L’émotion supplante la raison: marches blanches hebdomadaires et RIP pour Jane et moins pour Tachan, alors vient en réaction pour qualifier les vandales, une syllabe imbécile : 
les cons ! 
Les voitures brûlées étaient entrées dans le folklore du 14 juillet ou de la saint Sylvestre, mais depuis fin juin, les faits divers ont rejoint les colonnes des rubriques politiques et franchi les colonnades de l’assemblée. 
« … les violences urbaines se déclenchent régulièrement tels des feux follets, ces inflammations de méthane émanant des zones humides et marécageuses. Leur ampleur varie, mais ce phénomène est hélas devenu récurrent en dépit des multiples « plans banlieue » et autres rénovations urbaines. » Jérôme Fourquet.
Le mot « intégration » continue à être invoqué, quand les mots à préfixes contrariants pullulent : démolir, déraciner, démonter, déconstruire, désintégrer… 
Demandant tout à l’état et se plaignant de son emprise tout en sapant quotidiennement son autorité, les factieux en appellent à l’unité et à couper de têtes.
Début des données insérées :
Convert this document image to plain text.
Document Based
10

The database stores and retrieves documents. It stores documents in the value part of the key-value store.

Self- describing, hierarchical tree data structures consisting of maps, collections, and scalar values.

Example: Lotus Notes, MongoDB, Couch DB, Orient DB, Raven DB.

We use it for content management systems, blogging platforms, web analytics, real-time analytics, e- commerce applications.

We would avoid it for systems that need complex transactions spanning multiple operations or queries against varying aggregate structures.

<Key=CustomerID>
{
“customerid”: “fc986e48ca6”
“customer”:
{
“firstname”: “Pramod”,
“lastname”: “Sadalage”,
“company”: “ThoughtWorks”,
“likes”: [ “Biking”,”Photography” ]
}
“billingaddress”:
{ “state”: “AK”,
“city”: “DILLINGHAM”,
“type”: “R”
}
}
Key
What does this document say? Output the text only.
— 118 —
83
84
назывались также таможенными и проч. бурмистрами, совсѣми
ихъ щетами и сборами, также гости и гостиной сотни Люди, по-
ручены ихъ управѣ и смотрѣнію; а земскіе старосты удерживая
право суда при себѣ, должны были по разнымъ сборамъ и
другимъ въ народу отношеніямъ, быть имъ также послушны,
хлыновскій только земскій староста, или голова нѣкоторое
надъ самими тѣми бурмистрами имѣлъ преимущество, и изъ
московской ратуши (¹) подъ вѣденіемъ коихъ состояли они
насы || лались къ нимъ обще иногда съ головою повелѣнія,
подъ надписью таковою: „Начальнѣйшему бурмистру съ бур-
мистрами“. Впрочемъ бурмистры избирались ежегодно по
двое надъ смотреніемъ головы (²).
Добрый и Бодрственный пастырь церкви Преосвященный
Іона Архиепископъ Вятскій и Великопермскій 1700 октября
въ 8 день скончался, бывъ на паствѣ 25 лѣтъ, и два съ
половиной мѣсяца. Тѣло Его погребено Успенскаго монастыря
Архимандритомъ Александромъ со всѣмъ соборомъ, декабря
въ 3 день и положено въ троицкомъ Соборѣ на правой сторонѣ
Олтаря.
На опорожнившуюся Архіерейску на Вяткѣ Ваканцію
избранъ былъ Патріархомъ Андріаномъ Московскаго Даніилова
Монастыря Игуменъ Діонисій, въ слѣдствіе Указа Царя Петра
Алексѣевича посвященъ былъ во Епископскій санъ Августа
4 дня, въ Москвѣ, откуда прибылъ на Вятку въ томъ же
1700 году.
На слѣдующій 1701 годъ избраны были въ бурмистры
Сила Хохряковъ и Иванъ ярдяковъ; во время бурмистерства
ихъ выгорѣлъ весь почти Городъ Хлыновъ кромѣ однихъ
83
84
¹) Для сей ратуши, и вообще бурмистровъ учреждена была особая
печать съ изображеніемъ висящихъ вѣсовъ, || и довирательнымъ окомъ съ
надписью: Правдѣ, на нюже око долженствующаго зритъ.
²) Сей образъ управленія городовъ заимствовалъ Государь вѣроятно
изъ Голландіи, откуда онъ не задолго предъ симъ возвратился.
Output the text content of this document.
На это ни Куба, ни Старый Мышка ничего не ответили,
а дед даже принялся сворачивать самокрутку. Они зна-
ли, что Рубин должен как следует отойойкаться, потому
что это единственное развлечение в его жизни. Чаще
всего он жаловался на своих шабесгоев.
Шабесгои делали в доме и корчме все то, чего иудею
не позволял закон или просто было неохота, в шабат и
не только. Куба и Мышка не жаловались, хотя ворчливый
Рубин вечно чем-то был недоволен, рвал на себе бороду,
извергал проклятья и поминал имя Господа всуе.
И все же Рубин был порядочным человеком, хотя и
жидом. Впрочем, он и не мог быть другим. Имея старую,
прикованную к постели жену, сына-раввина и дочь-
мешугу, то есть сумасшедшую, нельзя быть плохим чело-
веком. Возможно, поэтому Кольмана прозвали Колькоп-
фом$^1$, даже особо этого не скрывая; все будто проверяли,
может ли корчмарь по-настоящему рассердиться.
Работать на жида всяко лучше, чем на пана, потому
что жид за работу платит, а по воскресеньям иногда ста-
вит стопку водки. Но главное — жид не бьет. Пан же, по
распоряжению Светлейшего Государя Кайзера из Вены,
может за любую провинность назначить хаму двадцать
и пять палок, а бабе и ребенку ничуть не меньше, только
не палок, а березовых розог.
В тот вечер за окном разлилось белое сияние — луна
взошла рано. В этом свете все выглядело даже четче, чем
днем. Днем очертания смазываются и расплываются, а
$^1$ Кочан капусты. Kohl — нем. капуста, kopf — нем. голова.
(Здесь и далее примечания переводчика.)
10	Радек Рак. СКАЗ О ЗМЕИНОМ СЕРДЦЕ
Ils fournissent du carburant aux cyniques et scient les pattes des bonnes volontés.
«  La crise  constitue justement dans le fait que le vieux ne meurt pas et que le nouveau ne peut pas naître ; dans cet interrègne se vérifient les phénomènes morbides les plus variés ». Gramsci dont la belle phrase peut être citée par chaque bord, ne fera pas plus consensus que la transition écologique ou l’aggravation de la dette publique, éléments de cette nouveauté …

jeudi 7 septembre 2023

François Auguste Biard. Musée Hébert.

Un illustre inconnu est présenté jusqu’au 4 septembre au musée Hébert de La Tronche dont les choix sont souvent pertinents.
L’artiste né en 1799 à Lyon avait connu le succès pour ses peintures expressives multipliées en gravures puis tomba dans l’oubli après avoir été apprécié par Louis Philippe.
Sa disgrâce suivit la chute de la monarchie de  juillet.
Des panneaux présentant les critiques qui lui furent adressées témoignent d’une démarche originale et font confiance aux œuvres mises en lumière.
Souvent amusé, son regard porte sur des sujets de la vie quotidienne peu représentés à cette époque, mais aussi au-delà des frontières autour de la Méditerranée, au pôle Nord, au Brésil.
Il met « Le monde en scène » et livre un de ses tableaux figurant dans beaucoup de manuels scolaires : « Abolition de l'esclavage ».
Une précédente exposition dans la maison de Victor Hugo doit sans doute à sa femme qui l’avait accompagné au Spitzberg, surprise avec l’auteur des Misérables en situation d’adultère. Elle fut emprisonnée, le pair de France en fut pour quelques dessins railleurs.
Nous découvrons un agréable découvreur lors de ce voyage dans l’espace et le temps sans empreinte carbone.